The war game focus on counter-terrorism and the defence of strategic targets, the ministry said, and will run until July 6 - the day US President Barack Obama arrives for a much anticipated summit in Moscow.

"The aim of the exercises is to establish the actual state of battle readiness and troop mobilisation deployed in Russia's southwest region," local military spokesman Lieutenant Colonel Andrei Bobrun told Russian news agencies.

The exercises will involve more troops than the Caucasus 2008 war games and include units from Russia's Black Sea Fleet and its airforce. Some 8,000 soldiers took part in last year's manoeuvres, which wrapped up shortly before the Russia-Georgia war broke.

A high-ranking military source was quoted by news agency Interfax as saying that Georgia was still seeking "military adventures" and it had rebuilt its military capacity to the same level as in August last year.

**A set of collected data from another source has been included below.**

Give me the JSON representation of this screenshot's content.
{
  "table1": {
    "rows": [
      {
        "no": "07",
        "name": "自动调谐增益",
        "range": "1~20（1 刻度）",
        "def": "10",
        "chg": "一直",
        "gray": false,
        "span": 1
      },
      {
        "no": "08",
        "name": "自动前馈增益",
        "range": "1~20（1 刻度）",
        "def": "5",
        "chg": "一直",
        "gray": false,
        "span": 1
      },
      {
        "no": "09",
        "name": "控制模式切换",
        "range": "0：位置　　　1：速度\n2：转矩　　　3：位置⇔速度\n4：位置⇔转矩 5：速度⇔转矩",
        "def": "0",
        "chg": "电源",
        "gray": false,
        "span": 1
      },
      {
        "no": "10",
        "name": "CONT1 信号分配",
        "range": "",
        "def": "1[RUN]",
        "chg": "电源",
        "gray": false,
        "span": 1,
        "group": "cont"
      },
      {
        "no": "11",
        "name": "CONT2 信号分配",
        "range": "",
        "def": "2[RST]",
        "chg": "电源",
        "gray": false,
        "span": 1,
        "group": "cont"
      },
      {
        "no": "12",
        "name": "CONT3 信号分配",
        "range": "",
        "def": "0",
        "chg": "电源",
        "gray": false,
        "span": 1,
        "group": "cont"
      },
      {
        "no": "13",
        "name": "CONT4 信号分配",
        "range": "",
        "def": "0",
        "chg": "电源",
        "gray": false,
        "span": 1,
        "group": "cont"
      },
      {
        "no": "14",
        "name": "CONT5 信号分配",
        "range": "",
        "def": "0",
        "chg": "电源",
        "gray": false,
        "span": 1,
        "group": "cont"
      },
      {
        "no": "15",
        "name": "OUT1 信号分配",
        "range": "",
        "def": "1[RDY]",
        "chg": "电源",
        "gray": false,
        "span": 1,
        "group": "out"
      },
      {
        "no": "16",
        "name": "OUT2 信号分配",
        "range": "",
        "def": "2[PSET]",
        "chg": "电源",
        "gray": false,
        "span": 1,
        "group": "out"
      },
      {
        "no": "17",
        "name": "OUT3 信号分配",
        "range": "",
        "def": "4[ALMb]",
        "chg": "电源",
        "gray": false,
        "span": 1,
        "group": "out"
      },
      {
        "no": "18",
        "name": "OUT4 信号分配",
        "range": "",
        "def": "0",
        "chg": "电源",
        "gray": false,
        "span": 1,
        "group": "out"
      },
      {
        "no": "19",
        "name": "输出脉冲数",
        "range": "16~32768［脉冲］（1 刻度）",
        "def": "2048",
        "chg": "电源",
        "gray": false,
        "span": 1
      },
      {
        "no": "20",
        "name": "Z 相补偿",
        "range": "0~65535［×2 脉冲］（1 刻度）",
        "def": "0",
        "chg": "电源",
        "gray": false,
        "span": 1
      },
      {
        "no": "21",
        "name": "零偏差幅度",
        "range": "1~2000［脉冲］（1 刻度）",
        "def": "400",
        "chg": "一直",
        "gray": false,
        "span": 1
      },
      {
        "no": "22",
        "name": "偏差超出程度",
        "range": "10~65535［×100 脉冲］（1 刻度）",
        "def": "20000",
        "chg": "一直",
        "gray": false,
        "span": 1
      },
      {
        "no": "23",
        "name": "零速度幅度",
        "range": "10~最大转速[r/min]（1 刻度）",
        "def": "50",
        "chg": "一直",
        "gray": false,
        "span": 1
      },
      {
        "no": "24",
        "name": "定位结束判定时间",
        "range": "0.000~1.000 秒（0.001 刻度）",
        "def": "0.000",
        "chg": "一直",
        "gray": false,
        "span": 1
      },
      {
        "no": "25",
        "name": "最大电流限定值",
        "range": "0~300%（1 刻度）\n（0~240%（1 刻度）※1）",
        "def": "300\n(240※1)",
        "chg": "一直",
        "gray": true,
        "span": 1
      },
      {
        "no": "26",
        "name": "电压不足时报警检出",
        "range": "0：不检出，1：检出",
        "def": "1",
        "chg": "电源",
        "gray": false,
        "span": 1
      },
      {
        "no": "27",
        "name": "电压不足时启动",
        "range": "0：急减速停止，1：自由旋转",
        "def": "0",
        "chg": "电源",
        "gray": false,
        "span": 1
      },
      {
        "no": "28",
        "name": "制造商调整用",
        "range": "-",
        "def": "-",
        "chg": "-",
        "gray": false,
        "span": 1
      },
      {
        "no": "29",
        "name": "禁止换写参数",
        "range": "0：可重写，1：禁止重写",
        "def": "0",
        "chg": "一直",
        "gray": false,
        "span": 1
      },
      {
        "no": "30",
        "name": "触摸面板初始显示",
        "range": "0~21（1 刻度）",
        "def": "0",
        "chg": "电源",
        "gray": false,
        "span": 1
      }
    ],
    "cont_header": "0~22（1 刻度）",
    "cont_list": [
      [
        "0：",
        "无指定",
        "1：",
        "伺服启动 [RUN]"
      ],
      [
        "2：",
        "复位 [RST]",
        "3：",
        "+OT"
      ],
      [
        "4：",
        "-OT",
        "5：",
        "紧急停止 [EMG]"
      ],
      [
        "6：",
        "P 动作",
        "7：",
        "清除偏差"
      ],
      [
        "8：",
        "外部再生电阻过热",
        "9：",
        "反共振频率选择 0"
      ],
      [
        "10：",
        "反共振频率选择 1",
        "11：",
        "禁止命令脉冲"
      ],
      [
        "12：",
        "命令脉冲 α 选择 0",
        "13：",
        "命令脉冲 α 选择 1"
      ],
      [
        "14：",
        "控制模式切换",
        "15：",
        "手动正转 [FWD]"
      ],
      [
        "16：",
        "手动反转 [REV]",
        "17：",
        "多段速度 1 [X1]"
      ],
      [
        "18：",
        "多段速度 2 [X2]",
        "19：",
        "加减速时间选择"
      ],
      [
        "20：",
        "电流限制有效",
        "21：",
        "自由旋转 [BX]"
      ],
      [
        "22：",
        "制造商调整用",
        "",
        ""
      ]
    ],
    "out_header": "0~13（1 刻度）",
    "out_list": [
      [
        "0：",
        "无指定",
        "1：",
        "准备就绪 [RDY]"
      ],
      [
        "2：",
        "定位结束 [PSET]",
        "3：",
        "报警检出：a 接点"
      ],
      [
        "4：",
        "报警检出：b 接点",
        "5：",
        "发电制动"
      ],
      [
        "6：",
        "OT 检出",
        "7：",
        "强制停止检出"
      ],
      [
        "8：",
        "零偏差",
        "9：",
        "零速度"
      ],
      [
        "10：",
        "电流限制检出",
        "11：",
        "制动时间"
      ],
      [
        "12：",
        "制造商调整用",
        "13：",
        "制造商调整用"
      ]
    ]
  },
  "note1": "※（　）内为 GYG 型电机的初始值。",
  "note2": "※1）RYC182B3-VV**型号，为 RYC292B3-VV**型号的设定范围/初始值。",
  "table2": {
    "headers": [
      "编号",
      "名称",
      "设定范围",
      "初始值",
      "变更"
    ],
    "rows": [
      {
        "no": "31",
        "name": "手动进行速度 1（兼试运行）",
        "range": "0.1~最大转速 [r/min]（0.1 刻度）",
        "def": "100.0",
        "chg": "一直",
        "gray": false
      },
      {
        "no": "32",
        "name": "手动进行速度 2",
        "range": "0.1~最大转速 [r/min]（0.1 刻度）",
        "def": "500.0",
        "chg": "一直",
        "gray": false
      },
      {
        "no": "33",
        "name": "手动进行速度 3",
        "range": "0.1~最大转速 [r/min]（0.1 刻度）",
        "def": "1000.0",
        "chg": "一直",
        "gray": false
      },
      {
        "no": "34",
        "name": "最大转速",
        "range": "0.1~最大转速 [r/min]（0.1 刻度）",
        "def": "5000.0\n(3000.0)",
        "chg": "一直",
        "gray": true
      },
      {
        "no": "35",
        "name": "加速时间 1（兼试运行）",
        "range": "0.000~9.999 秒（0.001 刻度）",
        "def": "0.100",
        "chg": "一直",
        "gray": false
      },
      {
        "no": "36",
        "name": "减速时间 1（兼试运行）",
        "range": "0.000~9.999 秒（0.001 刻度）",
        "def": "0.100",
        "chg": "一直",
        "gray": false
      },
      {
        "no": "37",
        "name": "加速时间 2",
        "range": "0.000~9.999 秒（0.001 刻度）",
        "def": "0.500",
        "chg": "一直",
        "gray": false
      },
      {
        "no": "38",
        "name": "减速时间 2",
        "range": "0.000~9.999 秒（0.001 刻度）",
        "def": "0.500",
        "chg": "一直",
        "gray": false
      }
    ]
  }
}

"The current Georgian leadership has not given up on new military adventures... or attempts to resolve its territorial problems through the use of force," the source said.

"The exercises will certainly contribute to stability in the south of Russia and the Caucasus as a whole and cool down the fantasies of some warmongers."

Russian troops now based in the Georgian rebel regions of Abkhazia and South Ossetia will also participate in the exercises, though the defence ministry did not specify their number.

Russia recognised the breakaway Georgian regions as independent last year following the five-day war over South Ossetia.

Since then Moscow has been extremely critical of any military cooperation between NATO and Georgia. It repeatedly denounced NATO's war games in Georgia in May and June, which involved about 1,100 troops from 16 countries.

Last month, a Russian deputy defence minister said "adjustments" would be made to the Caucasus 2009 exercises in response to the NATO war games in Georgia, an ex-Soviet state that has sought to join the Western alliance.